Marika Lulay zählt zu den wenigen Frauen im Vorstand eines international erfolgreichen IT-Unternehmens. Seit 14 Jahren führt sie das operative Geschäft bei dem Stuttgarter Technologiekonzern GFT, der IT-Lösungen für Banken und Finanzdienstleister anbietet. Vor 30 Jahren hat Lulay an der Hochschule Darmstadt ihren Abschluss als Jahrgangsbeste gemacht. Schon damals war die Studentin im neuen Studiengang Informatik eine Ausnahme. Als Alumna hat sie nun erstmals wieder ihre alte Hochschule besucht.

Leistung und Wissen sind Marika Lulay wichtig - nicht Geschlecht oder Quote. Fragen, wie sie es als Frau in den Vorstand eines bedeutenden IT-Unternehmens geschafft hat, nerven sie. Weil es sich so anhört, als würde ihre Kompetenz in Frage stehen. Sie lässt sich ungern auf eine Frauenrolle reduzieren, der sie ohnehin nie entsprochen hat. Angebracht ist eher die Frage, wie sie sich seit 14 Jahren in einer rasant wachsenden und sich verändernden Branche an der Spitze eines internationalen Unternehmens hält, das innerhalb weniger Jahre seine Belegschaft fast vervierfacht und weltweit Firmen hinzugekauft hat. Lulay hat die Verantwortung für knapp 4.000 Mitarbeiter in zwölf Ländern. Im Geschäftsjahr 2015 erzielte die GFT Gruppe einen Umsatz von rund 374 Millionen Euro. Aber vielleicht hat das doch etwas zu tun mit weiblichem Führungsstil und der Intuition für Ton, Tempo oder der richtigen Entscheidung zur rechten Zeit. "Nur gut sein reicht nicht", sagt Marika Lulay. Das Timing sei wichtig und der Wille, zu gewinnen und sich dem Wettbewerb zu stellen.

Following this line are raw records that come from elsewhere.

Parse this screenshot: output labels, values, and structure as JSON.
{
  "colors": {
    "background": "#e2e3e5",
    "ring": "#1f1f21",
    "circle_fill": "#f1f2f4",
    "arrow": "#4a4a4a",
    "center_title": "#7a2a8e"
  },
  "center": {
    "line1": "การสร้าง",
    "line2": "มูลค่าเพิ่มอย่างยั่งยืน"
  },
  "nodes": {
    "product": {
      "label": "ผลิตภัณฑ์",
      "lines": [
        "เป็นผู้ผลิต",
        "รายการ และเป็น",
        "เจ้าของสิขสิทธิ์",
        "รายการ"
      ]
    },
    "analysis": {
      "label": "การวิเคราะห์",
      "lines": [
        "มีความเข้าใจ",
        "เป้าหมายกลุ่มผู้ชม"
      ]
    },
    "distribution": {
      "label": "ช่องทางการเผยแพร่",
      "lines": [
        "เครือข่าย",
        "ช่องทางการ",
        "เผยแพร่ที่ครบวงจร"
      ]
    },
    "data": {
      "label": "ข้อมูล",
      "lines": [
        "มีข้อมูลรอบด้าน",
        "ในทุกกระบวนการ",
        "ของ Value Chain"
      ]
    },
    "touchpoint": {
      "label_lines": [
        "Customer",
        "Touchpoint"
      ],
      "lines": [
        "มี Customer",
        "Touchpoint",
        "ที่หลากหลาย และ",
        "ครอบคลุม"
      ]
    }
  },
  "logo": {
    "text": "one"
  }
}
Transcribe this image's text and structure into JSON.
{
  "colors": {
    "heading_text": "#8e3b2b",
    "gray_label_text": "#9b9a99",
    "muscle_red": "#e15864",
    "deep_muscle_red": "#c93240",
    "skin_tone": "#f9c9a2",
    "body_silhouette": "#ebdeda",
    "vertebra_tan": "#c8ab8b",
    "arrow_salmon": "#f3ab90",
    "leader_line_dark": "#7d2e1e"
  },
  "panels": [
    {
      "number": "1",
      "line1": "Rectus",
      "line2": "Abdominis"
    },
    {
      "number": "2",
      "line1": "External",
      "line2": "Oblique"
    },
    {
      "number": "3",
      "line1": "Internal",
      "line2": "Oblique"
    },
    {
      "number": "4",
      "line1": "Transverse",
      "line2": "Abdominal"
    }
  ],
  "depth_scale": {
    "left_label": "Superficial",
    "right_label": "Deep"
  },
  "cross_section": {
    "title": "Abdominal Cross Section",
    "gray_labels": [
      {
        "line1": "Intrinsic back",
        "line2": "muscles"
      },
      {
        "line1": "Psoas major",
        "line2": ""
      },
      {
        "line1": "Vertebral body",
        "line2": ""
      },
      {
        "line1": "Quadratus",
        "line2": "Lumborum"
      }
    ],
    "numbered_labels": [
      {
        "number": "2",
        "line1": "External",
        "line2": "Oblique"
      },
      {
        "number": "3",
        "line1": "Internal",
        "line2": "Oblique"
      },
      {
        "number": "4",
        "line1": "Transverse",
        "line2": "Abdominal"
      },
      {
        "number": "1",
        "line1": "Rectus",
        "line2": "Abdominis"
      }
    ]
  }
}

"Ich kann das und ich will das", so beschreibt die 53-jährige Heppenheimerin ihre Persönlichkeit. Grenzen sind Ansporn, nicht Hindernis. "Wer mir sagt, das schaffst Du nicht, drückt einen roten Knopf bei mir." Den aktivierte vermutlich auch der Professor für Elektrotechnik, der Mitte der 80er Jahre an der h_da, früher Fachhochschule Darmstadt, un­terrichtete und dessen Kurse Lulay für das Fach Technische Informatik belegen musste. Die ehemalige Fachhochschule war in dieser Zeit vorwiegend auf männliche Studenten ausgerichtet.

Frauentoiletten gab es nur auf jedem zweiten Stock und in der Informatik-Vorlesung saßen außer Marika Lulay nur zwei weitere Kommilitoninnen. Der E-Technik-Dozent grüßte kollektiv mit "Meine Herren" - auch wenn in der ersten Reihe die drei einzigen Studentinnen saßen. "Er hat uns unterstellt, wir wären nur an der Hochschule, weil wir uns gutverdienende Ingenieure angeln wollten", erzählt Lulay.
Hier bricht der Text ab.